Reporter: Sabrina Rhamadanty | Editor: Handoyo
KONTAN.CO.ID - JAKARTA. Perjanjian Indonesia-European Union Comprehensive Economic Partnership Agreement (IEU-CEPA) dengan Uni Eropa (UE) lebih menguntungkan dibandingkan kerjasama Indonesia dengan Amerika Serikat (AS) melalui skema tarif resiprokal atau tarif timbal balik yang menurut Presiden AS, Donald Trump sebesar 19%.
"Kesepakatan IEU–CEPA lebih menguntungkan Indonesia dalam jangka panjang, karena mendorong perbaikan kualitas produk, akses pasar yang adil, dan membentuk kemitraan yang setara," ungkap Pengamat Ekonomi dari Universitas Andalas (Unand) Syafruddin Karimi kepada Kontan, Rabu (16/7).
Sementara kesepakatan Trump tahun 2025 ini menurut dia adalah bentuk tekanan dagang yang memaksa Indonesia untuk membuka pasar dan membeli produk AS secara besar-besaran tanpa imbal balik setara.
"Kesepakatan dagang antara Indonesia dan Amerika Serikat sejatinya menempatkan Indonesia dalam posisi yang timpang," tambahnya.
Baca Juga: Ini Produk-Produk Indonesia yang Terdampak Tarif 19% Trump
Ketimpangan yang jelas terlihat adalah ketika Amerika Serikat memperoleh akses penuh ke pasar domestik Indonesia tanpa hambatan tarif, sementara ekspor Indonesia ke AS tetap dikenai tarif sebesar 19%.
"Ketimpangan ini jelas membuka jalan bagi produk-produk asal AS—dari sektor pertanian, otomotif, hingga energi—untuk menguasai pasar lokal dan menekan daya saing produk dalam negeri.

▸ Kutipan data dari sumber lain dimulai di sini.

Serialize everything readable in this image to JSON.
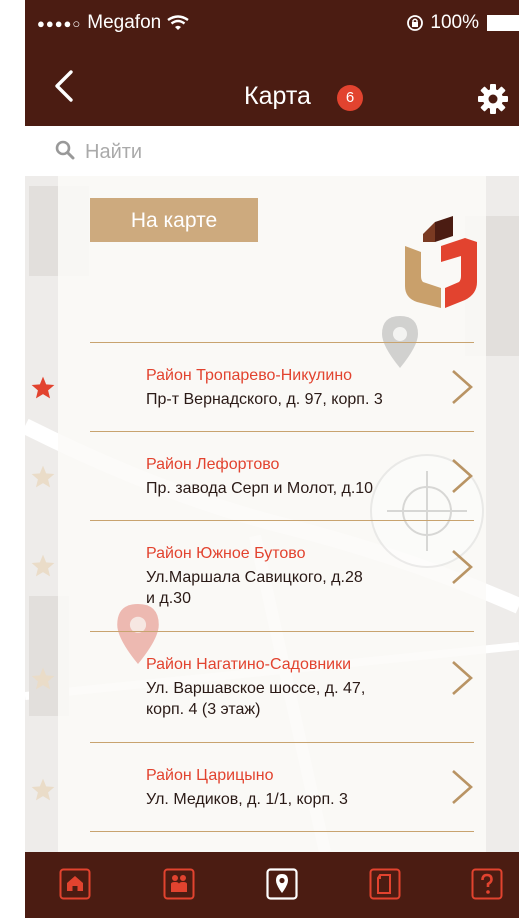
{
  "status": {
    "carrier": "Megafon",
    "battery": "100%",
    "signal_dots": "●●●●○"
  },
  "nav": {
    "title": "Карта",
    "badge": "6"
  },
  "search": {
    "placeholder": "Найти"
  },
  "onmap_label": "На карте",
  "items": [
    {
      "district": "Район Тропарево-Никулино",
      "address": "Пр-т Вернадского, д. 97, корп. 3",
      "favorite": true
    },
    {
      "district": "Район Лефортово",
      "address": "Пр. завода Серп и Молот, д.10",
      "favorite": false
    },
    {
      "district": "Район Южное Бутово",
      "address": "Ул.Маршала Савицкого, д.28 и д.30",
      "favorite": false
    },
    {
      "district": "Район Нагатино-Садовники",
      "address": "Ул. Варшавское шоссе, д. 47, корп. 4 (3 этаж)",
      "favorite": false
    },
    {
      "district": "Район Царицыно",
      "address": "Ул. Медиков, д. 1/1, корп. 3",
      "favorite": false
    }
  ],
  "tabs": [
    {
      "name": "home-icon",
      "active": false
    },
    {
      "name": "people-icon",
      "active": false
    },
    {
      "name": "map-pin-icon",
      "active": true
    },
    {
      "name": "document-icon",
      "active": false
    },
    {
      "name": "help-icon",
      "active": false
    }
  ],
  "colors": {
    "brand": "#4b1c12",
    "accent": "#e2432f",
    "gold": "#cdaa7e",
    "line": "#c8a36f",
    "star_inactive": "#eadcc8"
  }
}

Ketika barang impor menjadi lebih murah karena bebas tarif, maka pelaku usaha lokal akan menghadapi tekanan besar, dan ruang bagi industrialisasi nasional pun semakin menyempit," jelasnya.

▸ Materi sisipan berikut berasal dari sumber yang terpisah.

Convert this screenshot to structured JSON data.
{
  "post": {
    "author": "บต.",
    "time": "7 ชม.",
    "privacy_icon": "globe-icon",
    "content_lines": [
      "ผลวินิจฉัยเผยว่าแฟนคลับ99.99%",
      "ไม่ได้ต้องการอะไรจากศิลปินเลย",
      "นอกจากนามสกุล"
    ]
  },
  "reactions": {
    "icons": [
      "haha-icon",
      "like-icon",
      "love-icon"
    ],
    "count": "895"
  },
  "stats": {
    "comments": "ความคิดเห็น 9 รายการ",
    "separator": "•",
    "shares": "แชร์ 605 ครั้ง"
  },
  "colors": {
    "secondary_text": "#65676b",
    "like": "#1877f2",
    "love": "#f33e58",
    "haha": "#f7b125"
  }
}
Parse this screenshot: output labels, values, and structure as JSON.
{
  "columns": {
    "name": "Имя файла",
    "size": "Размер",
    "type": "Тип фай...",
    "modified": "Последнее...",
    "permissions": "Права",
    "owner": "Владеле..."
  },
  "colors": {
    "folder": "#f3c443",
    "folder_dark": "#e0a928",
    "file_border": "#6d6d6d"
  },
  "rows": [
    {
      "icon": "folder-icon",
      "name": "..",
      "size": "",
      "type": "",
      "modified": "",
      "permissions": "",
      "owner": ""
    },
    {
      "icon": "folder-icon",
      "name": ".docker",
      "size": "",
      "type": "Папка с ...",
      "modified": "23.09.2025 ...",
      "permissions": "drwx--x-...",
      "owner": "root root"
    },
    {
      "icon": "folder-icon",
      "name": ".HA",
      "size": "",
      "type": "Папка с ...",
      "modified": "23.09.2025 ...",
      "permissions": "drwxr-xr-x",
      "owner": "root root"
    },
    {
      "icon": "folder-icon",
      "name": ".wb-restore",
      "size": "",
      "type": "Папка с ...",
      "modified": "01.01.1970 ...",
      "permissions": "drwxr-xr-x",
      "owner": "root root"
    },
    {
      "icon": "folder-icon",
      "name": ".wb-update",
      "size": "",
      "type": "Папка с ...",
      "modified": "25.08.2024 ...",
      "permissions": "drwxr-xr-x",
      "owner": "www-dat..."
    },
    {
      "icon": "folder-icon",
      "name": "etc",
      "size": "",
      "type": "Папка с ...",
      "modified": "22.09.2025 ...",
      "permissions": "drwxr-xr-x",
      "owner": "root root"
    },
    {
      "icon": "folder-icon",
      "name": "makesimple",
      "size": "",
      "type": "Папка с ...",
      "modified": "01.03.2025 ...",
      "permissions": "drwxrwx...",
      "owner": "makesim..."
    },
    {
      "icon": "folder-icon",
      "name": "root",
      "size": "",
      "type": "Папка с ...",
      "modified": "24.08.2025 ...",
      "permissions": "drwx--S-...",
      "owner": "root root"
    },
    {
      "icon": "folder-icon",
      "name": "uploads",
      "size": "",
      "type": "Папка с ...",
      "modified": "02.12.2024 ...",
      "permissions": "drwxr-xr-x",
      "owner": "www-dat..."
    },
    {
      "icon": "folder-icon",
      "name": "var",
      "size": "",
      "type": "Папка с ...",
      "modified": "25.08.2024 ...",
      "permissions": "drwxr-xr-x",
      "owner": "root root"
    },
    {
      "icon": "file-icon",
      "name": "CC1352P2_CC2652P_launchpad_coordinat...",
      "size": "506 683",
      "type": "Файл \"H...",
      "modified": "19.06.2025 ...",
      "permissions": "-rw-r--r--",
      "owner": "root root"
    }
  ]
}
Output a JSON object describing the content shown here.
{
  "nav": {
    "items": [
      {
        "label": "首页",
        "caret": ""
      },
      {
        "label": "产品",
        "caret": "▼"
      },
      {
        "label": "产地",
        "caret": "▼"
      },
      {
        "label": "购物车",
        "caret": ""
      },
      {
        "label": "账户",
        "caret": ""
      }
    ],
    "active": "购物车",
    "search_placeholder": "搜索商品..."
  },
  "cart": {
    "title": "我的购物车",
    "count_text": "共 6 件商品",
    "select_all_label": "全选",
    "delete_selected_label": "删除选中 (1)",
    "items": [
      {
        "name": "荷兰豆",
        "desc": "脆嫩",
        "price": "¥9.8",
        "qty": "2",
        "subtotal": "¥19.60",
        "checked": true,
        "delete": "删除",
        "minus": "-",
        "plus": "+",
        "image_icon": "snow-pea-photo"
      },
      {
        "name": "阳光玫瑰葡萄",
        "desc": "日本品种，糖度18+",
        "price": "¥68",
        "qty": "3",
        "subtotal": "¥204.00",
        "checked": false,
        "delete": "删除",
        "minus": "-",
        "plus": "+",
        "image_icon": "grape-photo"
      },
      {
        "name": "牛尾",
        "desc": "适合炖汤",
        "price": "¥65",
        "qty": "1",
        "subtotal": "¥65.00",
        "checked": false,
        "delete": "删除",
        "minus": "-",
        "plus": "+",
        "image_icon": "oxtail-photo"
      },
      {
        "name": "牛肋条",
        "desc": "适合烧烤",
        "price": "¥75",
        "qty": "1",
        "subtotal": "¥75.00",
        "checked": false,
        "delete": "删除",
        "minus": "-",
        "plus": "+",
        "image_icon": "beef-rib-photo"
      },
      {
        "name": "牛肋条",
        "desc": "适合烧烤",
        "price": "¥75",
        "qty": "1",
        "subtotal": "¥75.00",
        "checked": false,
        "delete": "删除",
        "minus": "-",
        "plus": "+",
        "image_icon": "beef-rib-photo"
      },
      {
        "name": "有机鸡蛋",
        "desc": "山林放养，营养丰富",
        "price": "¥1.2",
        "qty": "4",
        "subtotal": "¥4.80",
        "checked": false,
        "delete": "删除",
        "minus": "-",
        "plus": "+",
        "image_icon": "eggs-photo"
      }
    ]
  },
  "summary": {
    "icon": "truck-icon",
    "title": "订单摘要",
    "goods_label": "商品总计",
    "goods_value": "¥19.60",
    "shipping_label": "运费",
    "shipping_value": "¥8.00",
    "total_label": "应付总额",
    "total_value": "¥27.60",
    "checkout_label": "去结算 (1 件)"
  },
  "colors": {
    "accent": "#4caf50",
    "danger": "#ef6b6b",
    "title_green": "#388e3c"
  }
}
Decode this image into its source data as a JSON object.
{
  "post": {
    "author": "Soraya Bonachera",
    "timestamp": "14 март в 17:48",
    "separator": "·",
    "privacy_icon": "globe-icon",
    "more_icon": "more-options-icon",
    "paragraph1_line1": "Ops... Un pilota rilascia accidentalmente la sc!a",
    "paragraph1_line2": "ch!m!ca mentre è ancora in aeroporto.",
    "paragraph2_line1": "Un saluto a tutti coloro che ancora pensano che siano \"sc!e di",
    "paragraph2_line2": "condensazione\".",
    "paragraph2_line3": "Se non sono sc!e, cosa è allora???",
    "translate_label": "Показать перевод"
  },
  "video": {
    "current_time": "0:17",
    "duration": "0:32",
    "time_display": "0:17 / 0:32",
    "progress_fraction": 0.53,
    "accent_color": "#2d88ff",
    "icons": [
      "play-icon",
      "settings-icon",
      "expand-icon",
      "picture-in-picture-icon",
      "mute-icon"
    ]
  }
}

Menurutnya, jika ini dibiarkan dan pemerintah tidak segera memberikan perlindungan atau insentif kepada pelaku lokal, maka risiko deindustrialisasi dini dan pemutusan hubungan kerja akan meningkat.
"Lebih dari sekadar ancaman harga, ini adalah persoalan keberlangsungan usaha dan stabilitas ekonomi nasional," katanya.
Meski memiliki target penurunan tarif, Syafruddin menyebut, dalam konsep hubungan dagang yang sehat, berlaku prinsip timbal balik atau reciprocity, di mana konsesi harus diikuti oleh keuntungan setara.
"Dalam kasus ini, Indonesia menerima perlakuan diskriminatif: ekspornya tetap dikenai tarif 19 persen, sementara produk AS bebas masuk tanpa hambatan. Ini bukan bentuk simetri kebijakan, melainkan ketundukan ekonomi," katanya.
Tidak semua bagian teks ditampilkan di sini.